However, it wasn’t just the minority of miscreants who were kept at arms length from the goings-on of the Staffing Committee. The Committee kept most of its business pretty much confidential from the rest of the NEC.


Or - as it was put in one of the NEC member’s handbooks I was sent during my time “for reasons of staff confidentiality and data protection, staffing committee minutes are not circulated to the NEC. Summary reports are prepared for the NEC on major staffing issues.” This is, of course, no good reason why the Committee’s minutes should be kept secret from the UNISON NEC - it would be a simple matter for the Staffing Committee, like a Committee of a local authority, to have a “Part One” agenda and minutes, for wider circulation, with “Part Two” (dealing with genuinely confidential matters) having a more restricted circulation.

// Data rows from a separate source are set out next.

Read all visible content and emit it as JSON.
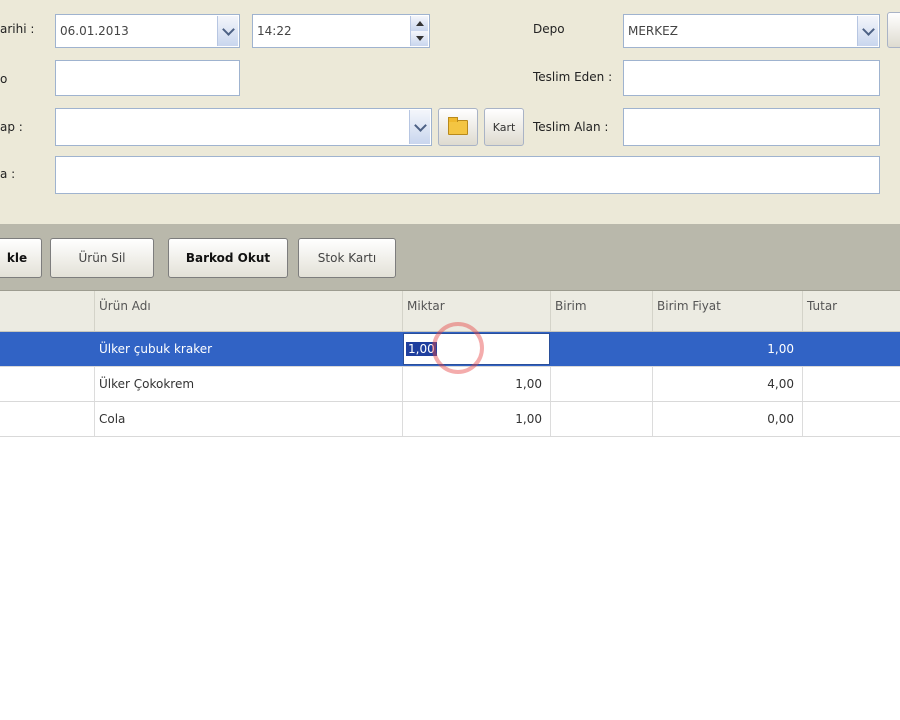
{
  "form": {
    "date_label": "arihi :",
    "date_value": "06.01.2013",
    "time_value": "14:22",
    "depo_label": "Depo",
    "depo_value": "MERKEZ",
    "row2_label": "o",
    "teslim_eden_label": "Teslim Eden :",
    "row3_label": "ap :",
    "kart_button": "Kart",
    "teslim_alan_label": "Teslim Alan :",
    "row4_label": "a :"
  },
  "toolbar": {
    "add_button": "kle",
    "remove_button": "Ürün Sil",
    "barcode_button": "Barkod Okut",
    "stock_button": "Stok Kartı"
  },
  "grid": {
    "columns": [
      "Ürün Adı",
      "Miktar",
      "Birim",
      "Birim Fiyat",
      "Tutar"
    ],
    "rows": [
      {
        "name": "Ülker çubuk kraker",
        "qty": "1,00",
        "unit": "",
        "price": "1,00",
        "total": ""
      },
      {
        "name": "Ülker Çokokrem",
        "qty": "1,00",
        "unit": "",
        "price": "4,00",
        "total": ""
      },
      {
        "name": "Cola",
        "qty": "1,00",
        "unit": "",
        "price": "0,00",
        "total": ""
      }
    ]
  }
}
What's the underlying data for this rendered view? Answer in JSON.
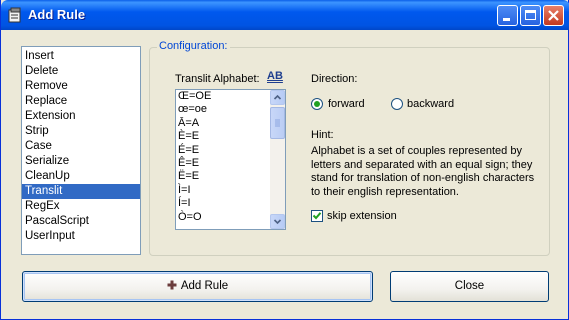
{
  "window": {
    "title": "Add Rule"
  },
  "rule_list": {
    "items": [
      "Insert",
      "Delete",
      "Remove",
      "Replace",
      "Extension",
      "Strip",
      "Case",
      "Serialize",
      "CleanUp",
      "Translit",
      "RegEx",
      "PascalScript",
      "UserInput"
    ],
    "selected": "Translit"
  },
  "config": {
    "group_label": "Configuration:",
    "alphabet_label": "Translit Alphabet:",
    "alphabet_icon_label": "AB",
    "alphabet_lines": [
      "Œ=OE",
      "œ=oe",
      "Ā=A",
      "È=E",
      "É=E",
      "Ê=E",
      "Ë=E",
      "Ì=I",
      "Í=I",
      "Ò=O"
    ],
    "direction_label": "Direction:",
    "direction_forward": "forward",
    "direction_backward": "backward",
    "direction_selected": "forward",
    "hint_label": "Hint:",
    "hint_text": "Alphabet is a set of couples represented by letters and separated with an equal sign; they stand for translation of non-english characters to their english representation.",
    "skip_extension_label": "skip extension",
    "skip_extension_checked": true
  },
  "buttons": {
    "add_rule": "Add Rule",
    "close": "Close"
  },
  "colors": {
    "titlebar": "#0054E3",
    "selection": "#316AC5",
    "group_label": "#0046D5",
    "face": "#ECE9D8"
  }
}
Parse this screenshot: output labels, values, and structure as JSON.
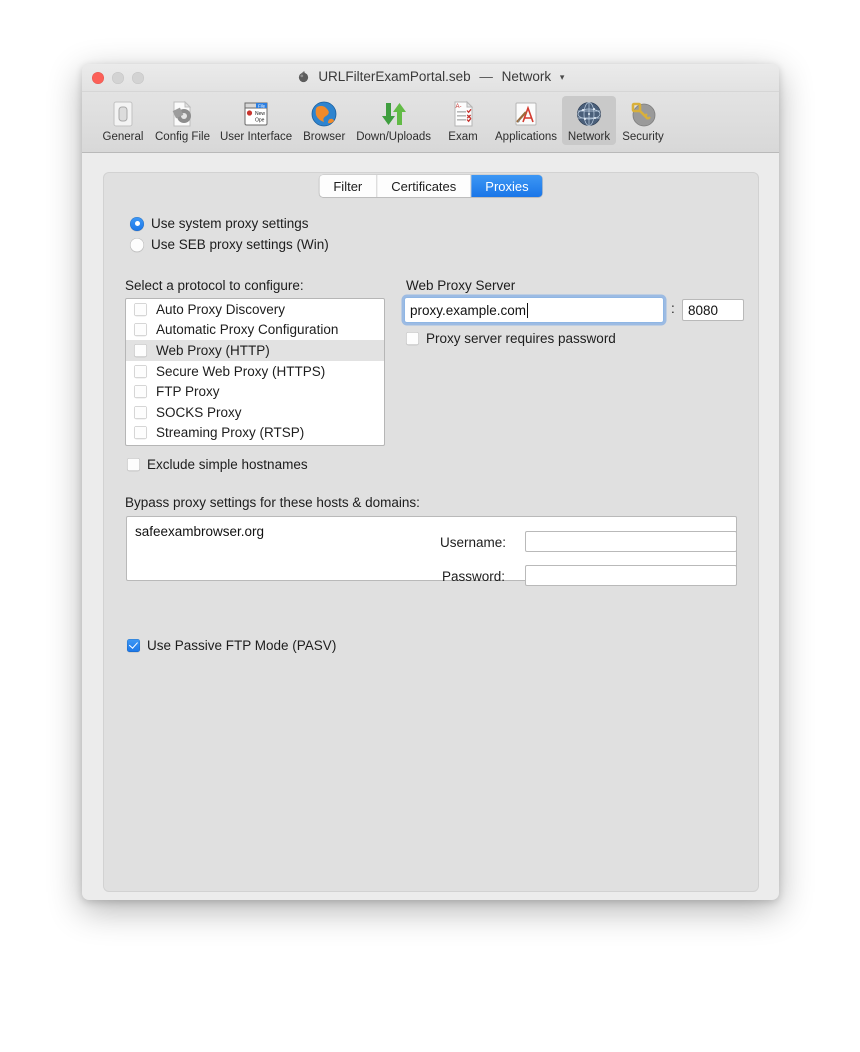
{
  "window": {
    "title_file": "URLFilterExamPortal.seb",
    "title_separator": "—",
    "title_section": "Network",
    "title_chevron": "▾",
    "title_icon": "seb-app-icon",
    "controls": {
      "close": "close-button",
      "minimize": "minimize-button",
      "maximize": "maximize-button"
    }
  },
  "toolbar": {
    "items": [
      {
        "label": "General",
        "icon": "general-icon",
        "selected": false
      },
      {
        "label": "Config File",
        "icon": "config-file-icon",
        "selected": false
      },
      {
        "label": "User Interface",
        "icon": "user-interface-icon",
        "selected": false
      },
      {
        "label": "Browser",
        "icon": "browser-globe-icon",
        "selected": false
      },
      {
        "label": "Down/Uploads",
        "icon": "up-down-arrows-icon",
        "selected": false
      },
      {
        "label": "Exam",
        "icon": "exam-checklist-icon",
        "selected": false
      },
      {
        "label": "Applications",
        "icon": "applications-icon",
        "selected": false
      },
      {
        "label": "Network",
        "icon": "network-globe-icon",
        "selected": true
      },
      {
        "label": "Security",
        "icon": "security-key-icon",
        "selected": false
      }
    ]
  },
  "tabs": [
    {
      "label": "Filter",
      "active": false
    },
    {
      "label": "Certificates",
      "active": false
    },
    {
      "label": "Proxies",
      "active": true
    }
  ],
  "proxy_mode": {
    "system": {
      "label": "Use system proxy settings",
      "selected": true
    },
    "seb": {
      "label": "Use SEB proxy settings (Win)",
      "selected": false
    }
  },
  "protocols": {
    "label": "Select a protocol to configure:",
    "items": [
      {
        "label": "Auto Proxy Discovery",
        "checked": false,
        "selected": false
      },
      {
        "label": "Automatic Proxy Configuration",
        "checked": false,
        "selected": false
      },
      {
        "label": "Web Proxy (HTTP)",
        "checked": false,
        "selected": true
      },
      {
        "label": "Secure Web Proxy (HTTPS)",
        "checked": false,
        "selected": false
      },
      {
        "label": "FTP Proxy",
        "checked": false,
        "selected": false
      },
      {
        "label": "SOCKS Proxy",
        "checked": false,
        "selected": false
      },
      {
        "label": "Streaming Proxy (RTSP)",
        "checked": false,
        "selected": false
      }
    ]
  },
  "exclude_simple_hostnames": {
    "label": "Exclude simple hostnames",
    "checked": false
  },
  "bypass": {
    "label": "Bypass proxy settings for these hosts & domains:",
    "value": "safeexambrowser.org",
    "placeholder": ""
  },
  "passive_ftp": {
    "label": "Use Passive FTP Mode (PASV)",
    "checked": true
  },
  "web_proxy_server": {
    "title": "Web Proxy Server",
    "host": {
      "value": "proxy.example.com",
      "placeholder": "",
      "focused": true
    },
    "colon": ":",
    "port": {
      "value": "8080",
      "placeholder": ""
    },
    "requires_password": {
      "label": "Proxy server requires password",
      "checked": false
    },
    "username": {
      "label": "Username:",
      "value": "",
      "placeholder": ""
    },
    "password": {
      "label": "Password:",
      "value": "",
      "placeholder": ""
    }
  },
  "colors": {
    "accent": "#1b77e9",
    "window_bg": "#ececec",
    "panel_bg": "#e0e0e0",
    "close_button": "#fc6058",
    "toolbar_selected": "#c9c9c9"
  }
}
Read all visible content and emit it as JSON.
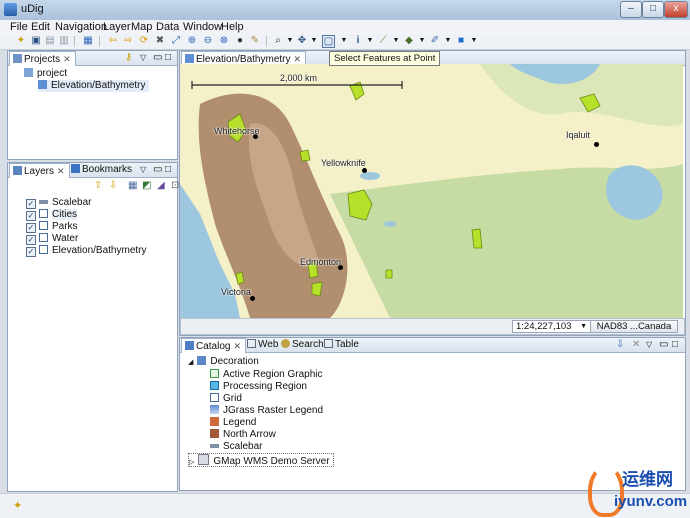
{
  "window": {
    "title": "uDig",
    "minimize": "–",
    "maximize": "□",
    "close": "x"
  },
  "menubar": {
    "items": [
      "File",
      "Edit",
      "Navigation",
      "Layer",
      "Map",
      "Data",
      "Window",
      "Help"
    ]
  },
  "toolbar": {
    "tooltip": "Select Features at Point"
  },
  "projects": {
    "tab_label": "Projects",
    "project_name": "project",
    "map_item": "Elevation/Bathymetry"
  },
  "layers": {
    "tab_label": "Layers",
    "bookmarks_tab_label": "Bookmarks",
    "items": [
      {
        "label": "Scalebar",
        "checked": true
      },
      {
        "label": "Cities",
        "checked": true
      },
      {
        "label": "Parks",
        "checked": true
      },
      {
        "label": "Water",
        "checked": true
      },
      {
        "label": "Elevation/Bathymetry",
        "checked": true
      }
    ]
  },
  "map": {
    "tab_label": "Elevation/Bathymetry",
    "scalebar_label": "2,000 km",
    "cities": [
      {
        "name": "Whitehorse"
      },
      {
        "name": "Yellowknife"
      },
      {
        "name": "Iqaluit"
      },
      {
        "name": "Edmonton"
      },
      {
        "name": "Victoria"
      }
    ],
    "colors": {
      "ocean": "#9dc6df",
      "lowland": "#f4f0c8",
      "forest": "#c6dca4",
      "mountain": "#b08e6e",
      "park": "#b6e02a"
    }
  },
  "statusbar": {
    "scale": "1:24,227,103",
    "crs": "NAD83 ...Canada"
  },
  "catalog": {
    "tabs": [
      "Catalog",
      "Web",
      "Search",
      "Table"
    ],
    "root": "Decoration",
    "items": [
      "Active Region Graphic",
      "Processing Region",
      "Grid",
      "JGrass Raster Legend",
      "Legend",
      "North Arrow",
      "Scalebar"
    ],
    "server": "GMap WMS Demo Server"
  },
  "watermark": {
    "text": "运维网",
    "url": "iyunv.com"
  }
}
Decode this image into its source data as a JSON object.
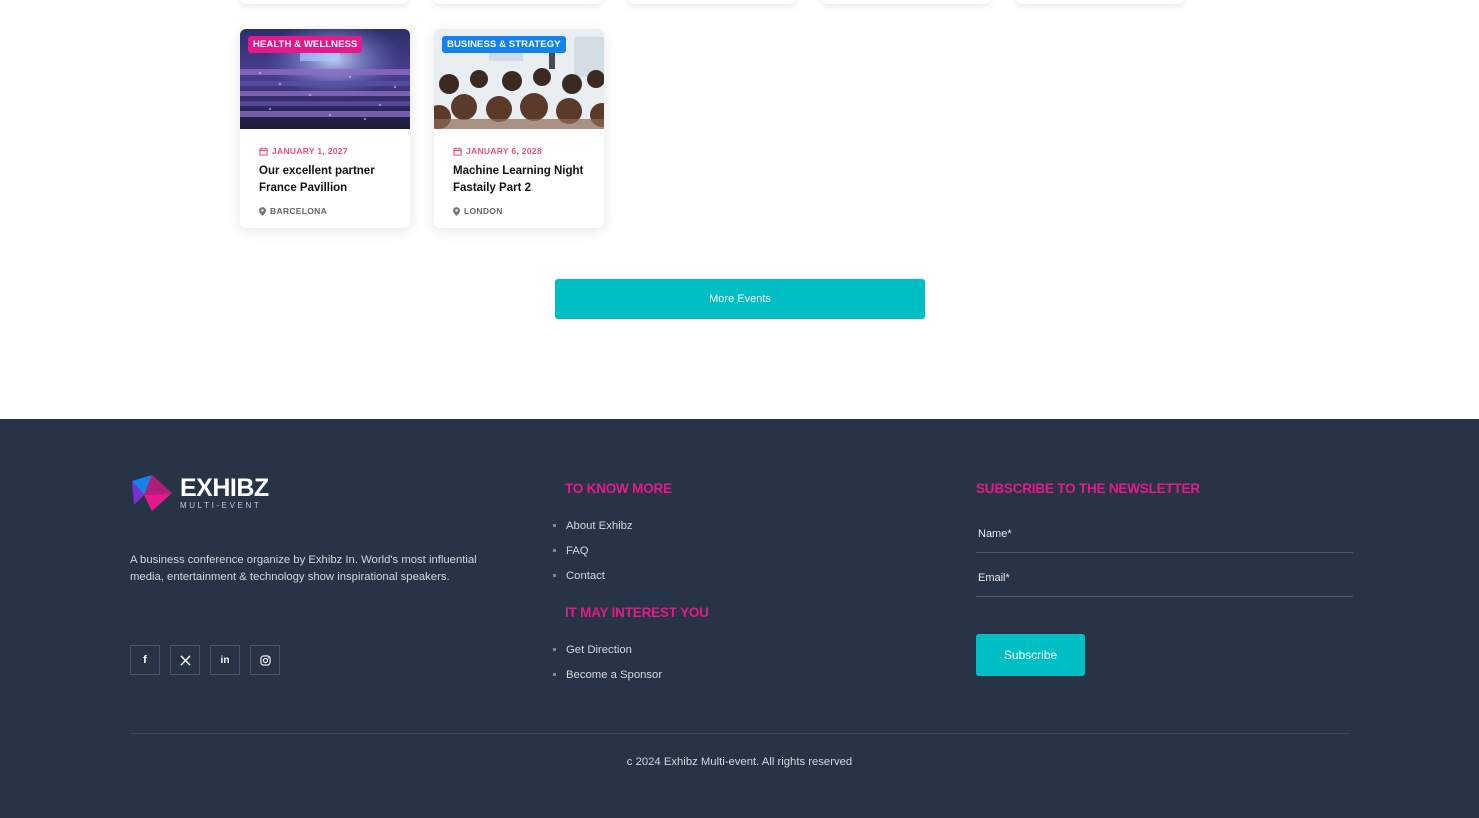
{
  "events": [
    {
      "category": "HEALTH & WELLNESS",
      "date": "JANUARY 1, 2027",
      "title": "Our excellent partner France Pavillion",
      "location": "BARCELONA"
    },
    {
      "category": "BUSINESS & STRATEGY",
      "date": "JANUARY 6, 2028",
      "title": "Machine Learning Night Fastaily Part 2",
      "location": "LONDON"
    }
  ],
  "more_events_label": "More Events",
  "footer": {
    "logo_main": "EXHIBZ",
    "logo_sub": "MULTI-EVENT",
    "about": "A business conference organize by Exhibz In. World's most influential media, entertainment & technology show inspirational speakers.",
    "socials": [
      {
        "icon": "facebook-icon",
        "glyph": "f"
      },
      {
        "icon": "x-twitter-icon",
        "glyph": "𝕏"
      },
      {
        "icon": "linkedin-icon",
        "glyph": "in"
      },
      {
        "icon": "instagram-icon",
        "glyph": "◎"
      }
    ],
    "know_more_heading": "TO KNOW MORE",
    "know_more_links": [
      "About Exhibz",
      "FAQ",
      "Contact"
    ],
    "interest_heading": "IT MAY INTEREST YOU",
    "interest_links": [
      "Get Direction",
      "Become a Sponsor"
    ],
    "newsletter_heading": "SUBSCRIBE TO THE NEWSLETTER",
    "name_placeholder": "Name*",
    "email_placeholder": "Email*",
    "subscribe_label": "Subscribe",
    "copyright": "c 2024 Exhibz Multi-event. All rights reserved"
  },
  "colors": {
    "accent_teal": "#00bfc4",
    "accent_pink": "#e6198c",
    "tag_blue": "#1382ec",
    "footer_bg": "#263445",
    "date_color": "#e8527a"
  }
}
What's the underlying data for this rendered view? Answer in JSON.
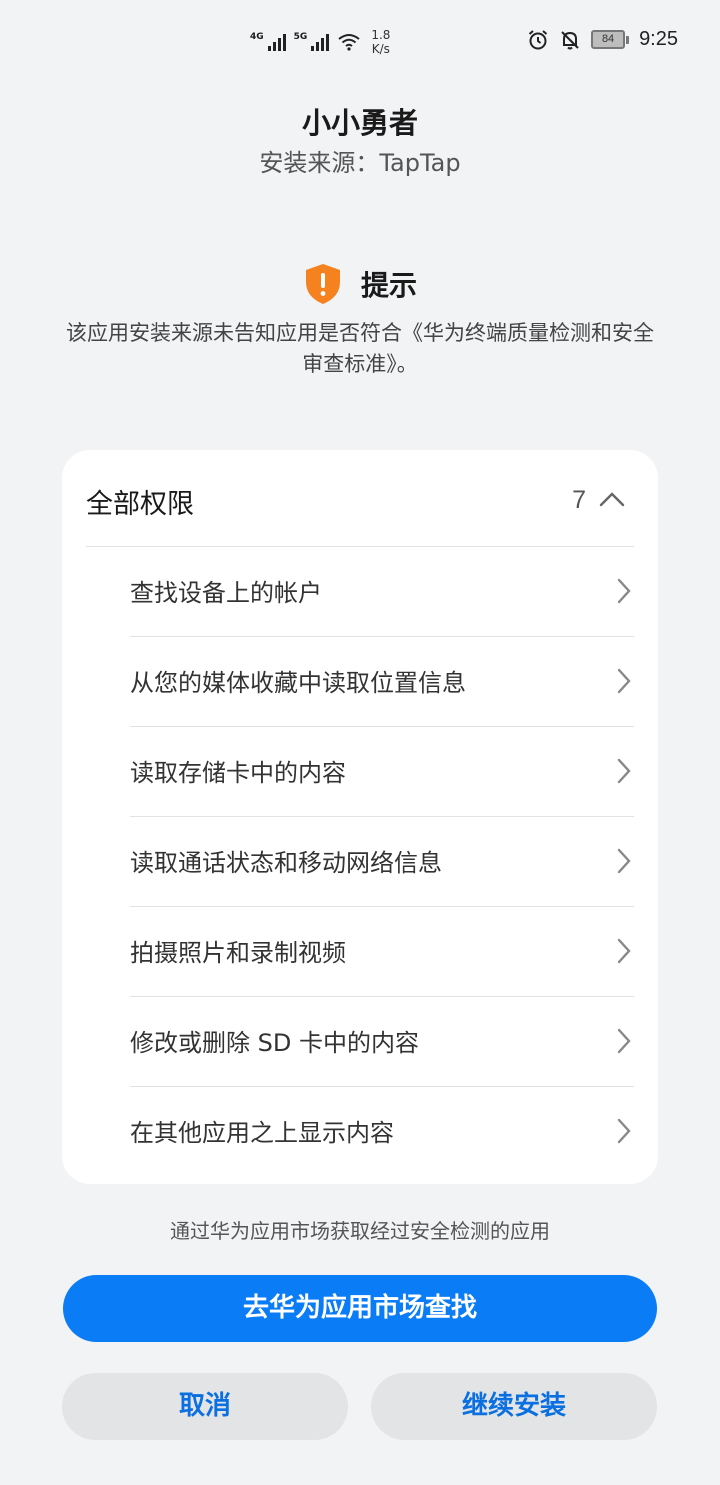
{
  "status_bar": {
    "sig1_tag": "4G",
    "sig2_tag": "5G",
    "speed_value": "1.8",
    "speed_unit": "K/s",
    "battery": "84",
    "time": "9:25",
    "icons": [
      "signal-icon",
      "wifi-icon",
      "alarm-icon",
      "mute-bell-icon",
      "battery-icon"
    ]
  },
  "app": {
    "name": "小小勇者",
    "source": "安装来源：TapTap"
  },
  "tip": {
    "title": "提示",
    "text": "该应用安装来源未告知应用是否符合《华为终端质量检测和安全审查标准》。",
    "icon_color": "#f5821f"
  },
  "permissions": {
    "title": "全部权限",
    "count": "7",
    "items": [
      "查找设备上的帐户",
      "从您的媒体收藏中读取位置信息",
      "读取存储卡中的内容",
      "读取通话状态和移动网络信息",
      "拍摄照片和录制视频",
      "修改或删除 SD 卡中的内容",
      "在其他应用之上显示内容"
    ]
  },
  "footer": {
    "hint": "通过华为应用市场获取经过安全检测的应用",
    "primary_button": "去华为应用市场查找",
    "cancel_button": "取消",
    "continue_button": "继续安装",
    "accent_color": "#0a7cf5"
  }
}
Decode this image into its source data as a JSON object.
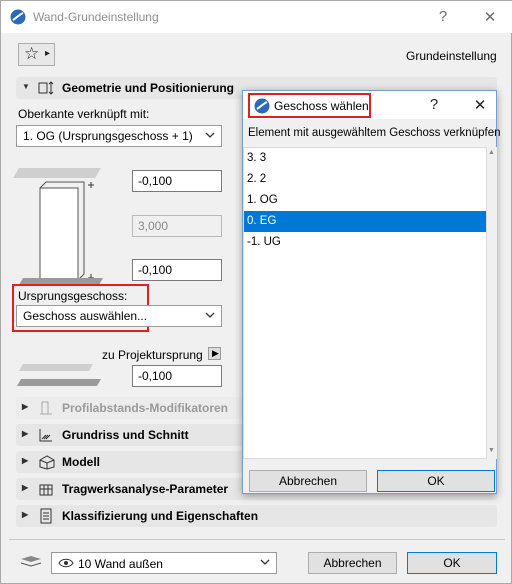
{
  "window": {
    "title": "Wand-Grundeinstellung",
    "help_label": "?",
    "close_label": "✕",
    "favorite_star": "☆",
    "favorite_arrow": "▸",
    "preset_label": "Grundeinstellung"
  },
  "geometry_section": {
    "label": "Geometrie und Positionierung",
    "top_link_label": "Oberkante verknüpft mit:",
    "top_link_value": "1. OG (Ursprungsgeschoss + 1)",
    "top_offset": "-0,100",
    "height": "3,000",
    "bottom_offset": "-0,100",
    "origin_floor_label": "Ursprungsgeschoss:",
    "origin_floor_value": "Geschoss auswählen...",
    "project_origin_label": "zu Projektursprung",
    "project_origin_value": "-0,100"
  },
  "sections": [
    {
      "label": "Profilabstands-Modifikatoren",
      "icon": "profile-modifier-icon",
      "disabled": true
    },
    {
      "label": "Grundriss und Schnitt",
      "icon": "floor-plan-icon",
      "disabled": false
    },
    {
      "label": "Modell",
      "icon": "model-icon",
      "disabled": false
    },
    {
      "label": "Tragwerksanalyse-Parameter",
      "icon": "structural-analysis-icon",
      "disabled": false
    },
    {
      "label": "Klassifizierung und Eigenschaften",
      "icon": "classification-icon",
      "disabled": false
    }
  ],
  "footer": {
    "layer_value": "10 Wand außen",
    "cancel_label": "Abbrechen",
    "ok_label": "OK"
  },
  "dialog": {
    "title": "Geschoss wählen",
    "help_label": "?",
    "close_label": "✕",
    "instruction": "Element mit ausgewähltem Geschoss verknüpfen",
    "floors": [
      "3. 3",
      "2. 2",
      "1. OG",
      "0. EG",
      "-1. UG"
    ],
    "selected_floor": "0. EG",
    "cancel_label": "Abbrechen",
    "ok_label": "OK"
  },
  "colors": {
    "selection": "#0078d7",
    "highlight_box": "#e02020"
  }
}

There are Committees which the UNISON Rule Book specifies should have a degree of autonomy from the NEC as a whole (the two Political Fund Committees). The Staffing Committee is not give such autonomy by UNISON Rules - indeed the Rule Book does not require that there should be a Staffing Committee. Rule D.2.12 gives staffing responsibilities to the NEC itself, and the NEC simply chooses to allocate these to a Committee. Over the years, the Staffing Committee has given itself a status for which there is no basis and the majority of the NEC have allowed this.


In my first term on the NEC, which began in 2003, some of the newcomers (myself included) tried to argue for greater accountability of the Staffing Committee to the NEC as a whole, but all we got were occasional written updates from the Chair of the Staffing Committee.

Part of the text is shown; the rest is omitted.